Loving enemies

Mandisa Hundley used to sing in the church where she grew up in Citrus Heights, California. After high school she studied jazz at American River College before transferring to Fisk University in Tennessee. There she earned a bachelor’s degree in vocal performance. She worked as a backup singer for Christian and country artists, but her big break came in the fifth season of American Idol

Mandisa sang for the judges, who cleared her through to the Hollywood round. But after she left the room, judge Simon Cowell made a sarcastic remark about her weight: “Do we have a bigger stage this year?”

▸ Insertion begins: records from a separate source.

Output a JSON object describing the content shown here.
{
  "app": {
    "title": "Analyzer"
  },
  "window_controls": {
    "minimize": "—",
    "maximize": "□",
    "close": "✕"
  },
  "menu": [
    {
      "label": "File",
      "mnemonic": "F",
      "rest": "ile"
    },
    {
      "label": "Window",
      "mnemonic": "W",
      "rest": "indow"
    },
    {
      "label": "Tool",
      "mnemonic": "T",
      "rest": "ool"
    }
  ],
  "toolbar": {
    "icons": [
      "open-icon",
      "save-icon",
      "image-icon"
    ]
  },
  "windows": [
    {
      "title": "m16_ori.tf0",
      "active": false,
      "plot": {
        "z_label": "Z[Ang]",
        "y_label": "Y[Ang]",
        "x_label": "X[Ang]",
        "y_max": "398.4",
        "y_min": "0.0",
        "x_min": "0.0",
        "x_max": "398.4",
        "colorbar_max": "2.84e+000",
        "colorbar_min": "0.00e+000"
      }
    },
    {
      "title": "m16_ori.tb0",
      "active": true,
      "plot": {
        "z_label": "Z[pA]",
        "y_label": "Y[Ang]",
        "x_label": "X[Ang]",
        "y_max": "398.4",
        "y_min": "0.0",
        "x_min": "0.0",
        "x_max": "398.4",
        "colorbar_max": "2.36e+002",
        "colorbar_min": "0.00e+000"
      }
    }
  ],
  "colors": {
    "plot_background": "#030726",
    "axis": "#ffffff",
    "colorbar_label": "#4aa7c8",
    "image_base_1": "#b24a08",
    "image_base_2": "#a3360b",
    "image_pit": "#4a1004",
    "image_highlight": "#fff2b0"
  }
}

On the next show, Mandisa came out to see whether the judges would pass her through to the next level. She looked at Simon and said, “Simon, a lot people want me to say a lot of things to you. But this is what I want to say…yes, you hurt me, and I cried, and it was painful. It really was, but I want you to know that I’ve forgiven you, and that you don’t need someone to apologize in order to forgive somebody. And I figure that if Jesus could die so that all of my wrongs could be forgiven, I can certainly extend that same grace to you. I just wanted you to know that.”

Could you be that gracious?

Simon apologized, hugged her, and told her she’d been selected to advance.

Jesus said, “Love your enemies.” But he never told his followers to be door mats or lay down in the face of injustice.

How did Mandisa do it? How was she able to be so gracious to someone who had humiliated her on national TV, even as thousands on social media were urging her to retaliate?

The only way to forgive an enemy, without letting them walk all over you, is to know that you were once God’s enemy.

And to begin to grasp what it cost Jesus to forgive you.